On Mental Health Recovery #1: Motivation
I peel myself off of my couch, where I have been horizontal for the past 20 minutes after watching a Bob Bookmeyer documentary on his orchestration for the Vanguard Jazz Orchestra and staring at the ceiling. I'm intimately familiar with the nagging feeling: I have stuff to work on. Now, GET UP. Come on...GET UP.
I had stuff to work on yesterday, too. I was teaching a new student the standard four way vibraphone voicings and independence exercises. I learned a new set of Mainstage (Logic Pro X Live platform) functions for the Malletstation. I was practicing solo pieces, thinking up the idea of a solo record as something I had wanted to do for a long time but “didn't have enough time for”. I made out revisions for my first vibraphone/marimba compositional commission. My first official string writing introduction. Transcriptions, Bach, going meticulously over that one section that my far right mallet never seems to want to cooperate with. An hour long workout that made me want to go to sleep at 9pm. The list was far from done. That's always seemed to be my problem.
It is often dubbed a “Gemini-esque” curse to start too many things at once and never finish them. It's not just that I have always aspired to be a composer, performer, bandleader, multi-media producer, electronic fanatic, writer, historian, and teacher all in one. My archives are littered with unfinished projects: Mementos of works lost to poor mental habits of my past. 1000 voice memos, 85% unheard. Essays unpublished, unrevised, stored into miscellaneous folders on my hard drive. I seem to have no problem with ideas, or knowing how to get them down. It was the commitment in question. When one gets too scatterbrained, worried about perfectionism within multiple passions, everything flounders.
And so here I am. Staring at the ceiling. I did the same thing at 1am last night. Eloise nags at me, too. Of course, she wants simpler pleasures: food and attention. But it only seemed suitable that around my slump time – 4:00pm or so – she would pine me like my own brain. GET UP. Don't you feel guilty, wasting all this time? Initiative doesn't spontaneously happen. You have to make it happen. You know this. We've been through it before. You've read the artistic recovery books – Julia Cameron, Deepak Chopra. You've seen your successful friends power through 12 hour days like nothing. It's easier to cut out the middleman and just do it before you have time to overthink it. So why can't you just...do it?
There's a famous study on dogs who have been abused that showed that dogs who were in cages, restricted, and abused, once the cage doors have been lifted, will still be afraid to leave the cage. Even if the life on the other side of the cage is easier and evidently much happier. We return to pain, even if it is harder than pleasure, if the pain we have known has become comfort to us. My recurring stress dreams about my music being ridiculed, laughed at, humiliated, unmoored, or out of control, indicate that my past issues with self esteem and poor confidence in my artistic output are things that are still affecting me – however subliminally.
So when I ask myself why I can't get up off the couch, even though there is nothing immediately threatening whatsoever and my life has been positively turning around at a rate unprecedented to me four years ago, I remember the slew of anxiety inducing factors following me around like the devil on my shoulder. I remember it was just a year ago that my mom visited NYC for fear that I had mentally gone off the deep end for the second time. I was starting medication again, its sickeningly jubilant shift waking me up at 6am to a immune system like perpetual butterflies and a nerve system gone haywire. (This was following my public fainting stints, which I later came to realize was my non-mammalian, extremely primitive brain's response to anxiety that can't weather fight or flight anymore). I remember waking up in the Bushwick studio apartment Airbnb my mom was staying in, escaping my suffocatingly toxic apartment situation at the time, staring out the giant industrial windows, and thinking, man. I'm dealing with this the rest of my life, aren't I?

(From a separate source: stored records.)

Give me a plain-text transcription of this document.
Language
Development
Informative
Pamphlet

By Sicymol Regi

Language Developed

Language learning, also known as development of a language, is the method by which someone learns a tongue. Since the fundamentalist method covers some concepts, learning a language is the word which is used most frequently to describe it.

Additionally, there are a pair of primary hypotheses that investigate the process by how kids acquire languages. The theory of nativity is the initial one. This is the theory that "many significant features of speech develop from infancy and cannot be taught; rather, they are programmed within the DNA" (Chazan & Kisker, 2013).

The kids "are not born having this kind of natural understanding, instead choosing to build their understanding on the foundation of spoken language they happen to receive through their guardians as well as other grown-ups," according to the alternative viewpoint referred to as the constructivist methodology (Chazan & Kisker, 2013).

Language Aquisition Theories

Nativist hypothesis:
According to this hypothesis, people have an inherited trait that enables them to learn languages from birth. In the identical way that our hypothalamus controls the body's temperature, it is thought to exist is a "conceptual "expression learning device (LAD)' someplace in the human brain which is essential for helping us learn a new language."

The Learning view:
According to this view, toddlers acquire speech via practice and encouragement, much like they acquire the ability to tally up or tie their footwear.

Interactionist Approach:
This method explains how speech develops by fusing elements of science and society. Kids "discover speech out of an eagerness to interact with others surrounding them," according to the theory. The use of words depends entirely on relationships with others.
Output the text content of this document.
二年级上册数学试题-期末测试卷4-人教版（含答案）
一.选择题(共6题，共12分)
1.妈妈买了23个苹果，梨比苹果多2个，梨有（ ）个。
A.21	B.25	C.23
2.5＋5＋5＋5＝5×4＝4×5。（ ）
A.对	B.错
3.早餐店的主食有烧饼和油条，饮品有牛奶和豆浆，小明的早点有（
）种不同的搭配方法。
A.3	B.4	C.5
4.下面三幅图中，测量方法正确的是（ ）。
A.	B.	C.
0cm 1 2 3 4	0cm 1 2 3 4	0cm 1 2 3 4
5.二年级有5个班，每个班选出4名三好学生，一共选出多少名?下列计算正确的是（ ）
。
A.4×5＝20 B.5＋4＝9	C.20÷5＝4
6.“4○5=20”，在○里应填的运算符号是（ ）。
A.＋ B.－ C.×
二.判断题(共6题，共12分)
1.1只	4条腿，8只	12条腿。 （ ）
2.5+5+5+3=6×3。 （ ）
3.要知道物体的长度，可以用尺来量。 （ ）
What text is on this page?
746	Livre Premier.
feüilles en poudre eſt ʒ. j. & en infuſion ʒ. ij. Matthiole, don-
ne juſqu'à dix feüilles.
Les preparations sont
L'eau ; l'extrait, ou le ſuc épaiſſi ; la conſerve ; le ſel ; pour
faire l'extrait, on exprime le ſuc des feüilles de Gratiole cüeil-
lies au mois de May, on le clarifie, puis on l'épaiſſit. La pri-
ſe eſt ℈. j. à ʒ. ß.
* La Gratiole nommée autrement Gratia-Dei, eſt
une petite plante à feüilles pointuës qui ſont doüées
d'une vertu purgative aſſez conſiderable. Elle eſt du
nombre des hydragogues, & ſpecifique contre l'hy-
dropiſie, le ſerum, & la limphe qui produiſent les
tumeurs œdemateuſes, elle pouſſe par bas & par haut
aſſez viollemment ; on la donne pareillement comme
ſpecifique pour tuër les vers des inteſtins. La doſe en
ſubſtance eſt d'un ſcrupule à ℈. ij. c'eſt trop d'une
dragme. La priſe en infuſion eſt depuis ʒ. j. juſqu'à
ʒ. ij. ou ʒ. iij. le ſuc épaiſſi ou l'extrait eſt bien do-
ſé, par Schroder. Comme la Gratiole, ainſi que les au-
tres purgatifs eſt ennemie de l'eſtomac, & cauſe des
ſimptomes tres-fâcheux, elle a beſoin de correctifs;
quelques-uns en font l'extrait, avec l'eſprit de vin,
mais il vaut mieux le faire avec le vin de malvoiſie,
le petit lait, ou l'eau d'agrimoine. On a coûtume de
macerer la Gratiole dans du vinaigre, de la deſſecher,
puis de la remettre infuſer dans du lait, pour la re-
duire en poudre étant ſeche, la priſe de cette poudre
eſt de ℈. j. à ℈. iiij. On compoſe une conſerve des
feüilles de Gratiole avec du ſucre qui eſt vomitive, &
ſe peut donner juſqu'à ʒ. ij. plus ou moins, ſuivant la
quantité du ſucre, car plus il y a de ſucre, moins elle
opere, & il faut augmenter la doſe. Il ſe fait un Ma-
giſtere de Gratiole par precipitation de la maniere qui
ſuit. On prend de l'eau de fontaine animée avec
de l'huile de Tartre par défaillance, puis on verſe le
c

I am unlearning habits at the fastest possible speed that my apprehensive feet will allow me to go forward. I will wake up tomorrow to three hours of teaching and a five hour Malletstation session with a DJ. I will be reminded of the impact of mindset and awareness. I really can see the other side of things, and it doesn't have to be so hard. Hell, I've done it before, and I'll do it again. I know that much. But I cannot do this on command. My subconscious is still doing backflips, and it's going to take years – perhaps a lifetime – to get it going straight.
And one by one, even if it is merely enough to equalize the incessant number of ideas going on in my head at any given time, I take a project by its horns. And if I'm lucky, I'll find it finished. That has to be enough win for me.